Without prior knowledge of a particular instrument’s characteristics, it is therefore recommended to capture point clouds from a short range, i.e., ∼10 m if practical, and to keep the acquisition range consistent throughout the study. It is worthwhile to note that for the scanner used in this research, the manufacturer designates a minimum acquisition range of 0.5 m, while roughness measurements taken from that short of a range would significantly underestimate surface roughness. While the benefit or risk of merging point clouds from different view directions (but similar ranges) cannot be predicted from these results, it is expected that any disagreement between the morphology of two merged point clouds regardless of source will increase the estimated roughness.
Developed Methodology for Scanner Characterization
The flow chart in Figure 5 summarizes the experimental process. The physical and numerically modeled targets are shown in boxes, and the quantities and empirical parameters are given in ellipses. All test equipment used in these experiments was built with inexpensive tools and materials, following the methodology outlined. By scanning a flat target (such as a sheet of fiberboard or plywood with minimal curvature) at desired ranges, the rangefinder noise can be inspected through the residuals after a first-order plane fit on the scanned point cloud. For the scanner used in this experiment, a Gaussian distribution was found to adequately characterize the range noise, but other distributions may be more appropriate for different instruments. In order to measure the scanner effective radius, a very fine, reflective wire must be stretched tight between two supports and scanned at the desired ranges. The residuals to a line fit to the wire, projected orthogonal to both the line and the view direction, yield the data set used to characterize ER. Designing, building, and simulating a rough target are the most time consuming and sensitive parts of the process. The backing board used must be measured and prepared carefully so that its dimensions coincide with the numerically simulated point cloud. To realistically simulate the scanning process of typical TLS instruments, it is suggested to simulate the point cloud as a set of heights over a plane, on a regularly spaced rectangular grid. Random range noise (parameterized by the results of the rangefinder noise test) should be added to the point heights before roughness is calculated.

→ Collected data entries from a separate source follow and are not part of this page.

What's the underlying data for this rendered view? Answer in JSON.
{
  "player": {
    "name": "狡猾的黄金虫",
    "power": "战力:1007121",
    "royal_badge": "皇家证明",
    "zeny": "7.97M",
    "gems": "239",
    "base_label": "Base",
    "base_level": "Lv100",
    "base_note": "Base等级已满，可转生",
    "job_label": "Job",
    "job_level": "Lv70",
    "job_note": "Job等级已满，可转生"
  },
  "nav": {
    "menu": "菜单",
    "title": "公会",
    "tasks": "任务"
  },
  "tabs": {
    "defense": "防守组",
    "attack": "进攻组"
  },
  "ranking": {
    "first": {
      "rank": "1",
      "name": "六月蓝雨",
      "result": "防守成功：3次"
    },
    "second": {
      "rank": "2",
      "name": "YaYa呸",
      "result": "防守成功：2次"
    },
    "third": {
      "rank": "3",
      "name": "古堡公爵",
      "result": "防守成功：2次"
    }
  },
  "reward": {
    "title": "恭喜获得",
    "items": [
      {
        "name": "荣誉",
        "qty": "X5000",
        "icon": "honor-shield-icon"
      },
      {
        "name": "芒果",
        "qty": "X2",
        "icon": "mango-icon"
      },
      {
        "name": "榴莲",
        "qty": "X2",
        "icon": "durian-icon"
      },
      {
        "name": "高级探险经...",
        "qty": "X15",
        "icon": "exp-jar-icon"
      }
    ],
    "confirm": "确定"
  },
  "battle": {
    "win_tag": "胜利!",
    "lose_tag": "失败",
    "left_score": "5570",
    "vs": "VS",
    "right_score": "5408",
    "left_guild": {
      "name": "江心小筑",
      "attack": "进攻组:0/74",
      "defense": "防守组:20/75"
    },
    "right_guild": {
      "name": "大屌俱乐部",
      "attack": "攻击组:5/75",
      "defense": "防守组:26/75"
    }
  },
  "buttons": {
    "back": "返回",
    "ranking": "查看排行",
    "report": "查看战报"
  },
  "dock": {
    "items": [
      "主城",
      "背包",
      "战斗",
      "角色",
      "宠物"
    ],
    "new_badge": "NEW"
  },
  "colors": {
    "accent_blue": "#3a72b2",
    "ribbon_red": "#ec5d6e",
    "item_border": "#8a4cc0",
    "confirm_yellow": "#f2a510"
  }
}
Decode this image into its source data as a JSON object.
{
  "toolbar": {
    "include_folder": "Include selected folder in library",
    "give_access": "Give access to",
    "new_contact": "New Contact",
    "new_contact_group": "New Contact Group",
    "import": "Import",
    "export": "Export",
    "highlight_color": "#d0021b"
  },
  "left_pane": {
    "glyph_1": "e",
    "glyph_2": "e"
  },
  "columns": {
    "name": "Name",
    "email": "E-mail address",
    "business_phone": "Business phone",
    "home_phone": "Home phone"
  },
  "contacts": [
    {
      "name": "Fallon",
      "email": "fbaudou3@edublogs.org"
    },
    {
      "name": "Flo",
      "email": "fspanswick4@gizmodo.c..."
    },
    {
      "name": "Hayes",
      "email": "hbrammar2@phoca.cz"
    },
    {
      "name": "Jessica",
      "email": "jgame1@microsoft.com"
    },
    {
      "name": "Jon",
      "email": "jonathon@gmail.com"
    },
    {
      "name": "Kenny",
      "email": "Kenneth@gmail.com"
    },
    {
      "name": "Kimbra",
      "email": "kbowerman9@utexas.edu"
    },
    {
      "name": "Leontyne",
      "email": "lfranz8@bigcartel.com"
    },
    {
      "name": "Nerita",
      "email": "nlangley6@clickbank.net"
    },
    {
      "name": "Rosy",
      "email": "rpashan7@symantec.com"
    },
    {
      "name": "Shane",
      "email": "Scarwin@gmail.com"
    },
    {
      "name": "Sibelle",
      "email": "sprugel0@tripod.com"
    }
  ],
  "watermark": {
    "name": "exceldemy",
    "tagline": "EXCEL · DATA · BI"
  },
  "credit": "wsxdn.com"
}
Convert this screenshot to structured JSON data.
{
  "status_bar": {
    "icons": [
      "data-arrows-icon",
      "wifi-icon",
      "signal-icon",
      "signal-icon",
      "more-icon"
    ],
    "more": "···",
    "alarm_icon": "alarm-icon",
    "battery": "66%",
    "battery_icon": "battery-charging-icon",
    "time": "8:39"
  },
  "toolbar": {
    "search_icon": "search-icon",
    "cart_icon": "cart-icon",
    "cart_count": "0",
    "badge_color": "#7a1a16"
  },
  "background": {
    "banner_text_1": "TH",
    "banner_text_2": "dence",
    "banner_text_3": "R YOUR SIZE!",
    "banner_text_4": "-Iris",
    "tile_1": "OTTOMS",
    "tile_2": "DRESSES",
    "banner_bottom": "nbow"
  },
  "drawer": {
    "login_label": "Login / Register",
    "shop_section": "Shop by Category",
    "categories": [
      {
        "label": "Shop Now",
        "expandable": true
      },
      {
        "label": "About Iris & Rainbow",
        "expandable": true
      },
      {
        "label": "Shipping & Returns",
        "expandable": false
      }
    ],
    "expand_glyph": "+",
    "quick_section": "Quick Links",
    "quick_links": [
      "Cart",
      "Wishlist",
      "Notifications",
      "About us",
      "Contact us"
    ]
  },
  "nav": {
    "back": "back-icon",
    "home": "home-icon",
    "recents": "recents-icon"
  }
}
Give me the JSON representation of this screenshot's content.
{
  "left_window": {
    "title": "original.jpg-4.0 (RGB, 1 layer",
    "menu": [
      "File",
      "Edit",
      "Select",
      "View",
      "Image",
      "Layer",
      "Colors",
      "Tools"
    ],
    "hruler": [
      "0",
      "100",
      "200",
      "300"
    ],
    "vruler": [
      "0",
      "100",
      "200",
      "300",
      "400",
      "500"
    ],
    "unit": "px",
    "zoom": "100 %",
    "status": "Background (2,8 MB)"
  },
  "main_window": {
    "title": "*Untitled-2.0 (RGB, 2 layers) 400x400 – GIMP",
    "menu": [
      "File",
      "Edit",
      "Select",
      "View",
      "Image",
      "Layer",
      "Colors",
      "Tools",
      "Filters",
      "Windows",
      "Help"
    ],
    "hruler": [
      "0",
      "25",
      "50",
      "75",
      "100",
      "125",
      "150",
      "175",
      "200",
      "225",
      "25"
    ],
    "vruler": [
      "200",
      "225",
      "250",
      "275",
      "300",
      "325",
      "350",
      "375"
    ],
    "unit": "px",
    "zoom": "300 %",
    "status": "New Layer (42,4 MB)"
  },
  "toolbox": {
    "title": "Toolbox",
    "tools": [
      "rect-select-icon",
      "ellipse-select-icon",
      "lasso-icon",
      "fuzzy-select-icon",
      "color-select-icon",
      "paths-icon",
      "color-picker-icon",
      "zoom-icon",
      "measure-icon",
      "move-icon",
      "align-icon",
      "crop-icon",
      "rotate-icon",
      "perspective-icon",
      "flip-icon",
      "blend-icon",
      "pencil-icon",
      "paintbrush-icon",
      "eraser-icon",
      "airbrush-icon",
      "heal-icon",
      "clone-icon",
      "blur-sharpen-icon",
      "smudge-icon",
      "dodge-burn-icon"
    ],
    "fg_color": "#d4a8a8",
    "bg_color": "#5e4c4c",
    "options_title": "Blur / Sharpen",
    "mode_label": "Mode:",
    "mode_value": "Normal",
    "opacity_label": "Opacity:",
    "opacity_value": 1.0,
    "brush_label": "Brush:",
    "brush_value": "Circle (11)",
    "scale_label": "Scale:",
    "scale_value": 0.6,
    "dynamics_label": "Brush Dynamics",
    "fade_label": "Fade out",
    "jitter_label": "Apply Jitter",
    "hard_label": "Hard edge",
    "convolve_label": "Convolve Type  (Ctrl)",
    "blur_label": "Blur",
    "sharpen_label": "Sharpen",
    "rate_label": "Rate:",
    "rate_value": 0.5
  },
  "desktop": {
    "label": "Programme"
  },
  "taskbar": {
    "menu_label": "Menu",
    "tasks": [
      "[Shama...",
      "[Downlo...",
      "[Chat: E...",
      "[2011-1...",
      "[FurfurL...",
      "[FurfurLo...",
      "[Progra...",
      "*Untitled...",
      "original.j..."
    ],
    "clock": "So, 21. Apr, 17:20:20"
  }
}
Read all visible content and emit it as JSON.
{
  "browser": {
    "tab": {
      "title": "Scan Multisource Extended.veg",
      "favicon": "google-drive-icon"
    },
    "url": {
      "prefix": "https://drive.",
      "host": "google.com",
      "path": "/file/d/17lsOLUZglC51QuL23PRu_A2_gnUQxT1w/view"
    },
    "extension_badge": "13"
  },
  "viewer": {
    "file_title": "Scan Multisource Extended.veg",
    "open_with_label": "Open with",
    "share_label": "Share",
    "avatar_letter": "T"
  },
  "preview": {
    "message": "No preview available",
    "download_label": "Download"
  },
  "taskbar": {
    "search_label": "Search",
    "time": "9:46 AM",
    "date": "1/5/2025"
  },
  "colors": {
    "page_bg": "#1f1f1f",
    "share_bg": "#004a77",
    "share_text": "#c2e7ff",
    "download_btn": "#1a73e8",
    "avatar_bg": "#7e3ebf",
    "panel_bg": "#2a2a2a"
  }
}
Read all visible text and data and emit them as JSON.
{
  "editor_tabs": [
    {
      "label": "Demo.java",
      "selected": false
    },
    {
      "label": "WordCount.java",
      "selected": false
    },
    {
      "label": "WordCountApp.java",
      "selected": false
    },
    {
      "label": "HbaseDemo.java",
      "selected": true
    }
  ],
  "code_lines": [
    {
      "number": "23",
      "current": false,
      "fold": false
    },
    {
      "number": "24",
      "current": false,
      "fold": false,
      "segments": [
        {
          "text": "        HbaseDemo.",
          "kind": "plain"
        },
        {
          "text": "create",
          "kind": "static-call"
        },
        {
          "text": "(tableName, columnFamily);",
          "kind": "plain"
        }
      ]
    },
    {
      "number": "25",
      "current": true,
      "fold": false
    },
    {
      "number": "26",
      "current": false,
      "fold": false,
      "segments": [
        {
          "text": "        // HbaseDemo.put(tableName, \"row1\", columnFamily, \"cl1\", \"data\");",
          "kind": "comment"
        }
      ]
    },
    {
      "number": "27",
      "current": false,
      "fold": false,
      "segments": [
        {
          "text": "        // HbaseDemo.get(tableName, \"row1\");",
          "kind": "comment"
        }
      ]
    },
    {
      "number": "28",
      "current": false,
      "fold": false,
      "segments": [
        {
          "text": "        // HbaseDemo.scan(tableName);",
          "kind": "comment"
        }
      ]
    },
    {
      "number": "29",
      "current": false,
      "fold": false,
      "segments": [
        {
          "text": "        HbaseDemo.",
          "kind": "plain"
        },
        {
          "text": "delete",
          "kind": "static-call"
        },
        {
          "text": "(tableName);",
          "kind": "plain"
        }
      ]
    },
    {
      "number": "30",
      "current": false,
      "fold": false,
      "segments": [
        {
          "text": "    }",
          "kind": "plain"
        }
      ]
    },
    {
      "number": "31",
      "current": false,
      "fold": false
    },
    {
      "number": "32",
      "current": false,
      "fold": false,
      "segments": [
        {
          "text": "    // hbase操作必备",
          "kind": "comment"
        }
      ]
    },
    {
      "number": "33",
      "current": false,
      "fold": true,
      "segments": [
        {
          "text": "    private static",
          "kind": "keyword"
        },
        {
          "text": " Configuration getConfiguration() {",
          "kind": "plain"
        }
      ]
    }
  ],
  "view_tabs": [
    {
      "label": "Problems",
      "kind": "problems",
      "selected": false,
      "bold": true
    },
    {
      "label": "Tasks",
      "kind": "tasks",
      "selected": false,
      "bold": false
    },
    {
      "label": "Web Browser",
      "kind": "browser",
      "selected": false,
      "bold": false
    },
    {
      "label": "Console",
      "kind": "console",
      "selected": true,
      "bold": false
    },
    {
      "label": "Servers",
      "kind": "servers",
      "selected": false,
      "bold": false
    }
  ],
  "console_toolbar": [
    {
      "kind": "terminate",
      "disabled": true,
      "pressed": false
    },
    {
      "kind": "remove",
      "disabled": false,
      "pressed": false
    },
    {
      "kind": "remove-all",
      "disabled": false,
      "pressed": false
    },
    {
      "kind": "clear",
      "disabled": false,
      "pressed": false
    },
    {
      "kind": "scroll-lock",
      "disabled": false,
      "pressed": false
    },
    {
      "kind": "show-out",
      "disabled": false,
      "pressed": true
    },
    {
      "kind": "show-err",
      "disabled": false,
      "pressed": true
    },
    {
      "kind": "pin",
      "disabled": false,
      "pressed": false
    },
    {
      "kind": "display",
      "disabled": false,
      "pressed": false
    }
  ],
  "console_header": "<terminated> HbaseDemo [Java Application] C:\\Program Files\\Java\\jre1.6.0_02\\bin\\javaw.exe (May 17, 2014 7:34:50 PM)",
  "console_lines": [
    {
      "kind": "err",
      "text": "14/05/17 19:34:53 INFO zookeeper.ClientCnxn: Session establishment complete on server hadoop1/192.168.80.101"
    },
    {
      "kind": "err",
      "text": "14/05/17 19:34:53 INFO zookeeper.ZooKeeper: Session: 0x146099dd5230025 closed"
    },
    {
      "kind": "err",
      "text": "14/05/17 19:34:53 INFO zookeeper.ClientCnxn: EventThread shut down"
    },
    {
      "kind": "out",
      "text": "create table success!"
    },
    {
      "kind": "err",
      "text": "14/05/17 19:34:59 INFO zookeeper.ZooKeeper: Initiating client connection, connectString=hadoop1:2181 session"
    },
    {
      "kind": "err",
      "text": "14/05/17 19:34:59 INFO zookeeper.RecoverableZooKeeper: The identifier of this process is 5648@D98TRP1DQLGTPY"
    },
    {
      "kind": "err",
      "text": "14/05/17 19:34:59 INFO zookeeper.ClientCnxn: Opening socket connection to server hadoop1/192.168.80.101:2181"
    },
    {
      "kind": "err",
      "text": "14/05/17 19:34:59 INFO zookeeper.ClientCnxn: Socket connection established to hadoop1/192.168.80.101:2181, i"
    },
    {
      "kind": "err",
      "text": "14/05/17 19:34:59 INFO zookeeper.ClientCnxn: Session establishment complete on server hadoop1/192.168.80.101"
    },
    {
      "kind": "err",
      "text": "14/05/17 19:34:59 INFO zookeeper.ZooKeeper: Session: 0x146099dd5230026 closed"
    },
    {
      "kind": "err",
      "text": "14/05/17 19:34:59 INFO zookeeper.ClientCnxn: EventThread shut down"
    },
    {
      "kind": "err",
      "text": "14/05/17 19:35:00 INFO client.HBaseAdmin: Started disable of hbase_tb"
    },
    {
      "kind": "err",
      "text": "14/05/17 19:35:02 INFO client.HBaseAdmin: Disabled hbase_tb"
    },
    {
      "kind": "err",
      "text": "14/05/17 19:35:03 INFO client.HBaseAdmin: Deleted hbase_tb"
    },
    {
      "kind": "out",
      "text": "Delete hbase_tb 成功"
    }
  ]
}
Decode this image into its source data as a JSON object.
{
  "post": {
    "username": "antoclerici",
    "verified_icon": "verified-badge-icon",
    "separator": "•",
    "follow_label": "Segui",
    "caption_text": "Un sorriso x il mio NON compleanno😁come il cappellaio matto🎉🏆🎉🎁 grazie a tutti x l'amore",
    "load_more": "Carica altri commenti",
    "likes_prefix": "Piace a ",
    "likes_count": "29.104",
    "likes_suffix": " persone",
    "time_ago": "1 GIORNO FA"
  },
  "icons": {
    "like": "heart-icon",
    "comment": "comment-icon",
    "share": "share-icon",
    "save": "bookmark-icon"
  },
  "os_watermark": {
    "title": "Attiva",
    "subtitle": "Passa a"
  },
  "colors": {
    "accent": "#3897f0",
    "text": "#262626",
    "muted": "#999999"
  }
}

As geologists turn to modern remote sensing instruments such as terrestrial laser scanners for geospatial data collection, knowledge of the characteristics of the instruments used and their impact on data quality becomes important. Surface roughness statistics are used to parameterize models of natural phenomena such as stream flow and movements along faults, and the accuracy of these models depends upon the accuracy of the portrayal of fine-scale surface morphology in point cloud data. Complicating the use of TLS in a scientific capacity, systematic biases in its range measurements correlate with measurement range, instrument characteristics, and the morphology of the real surface. Point cloud surface morphology captured with a 3D terrestrial laser scanner was demonstrated to underestimate expected roughness statistic values derived from simulation. The disparity between estimated and expected roughness was found to vary with two parameters characterizing the scanner measurement apparatus. For a given asperity scale, an increase in beam effective radius will result in a decrease in measured surface roughness, and an increase in rangefinder noise will result in an increase in measured roughness.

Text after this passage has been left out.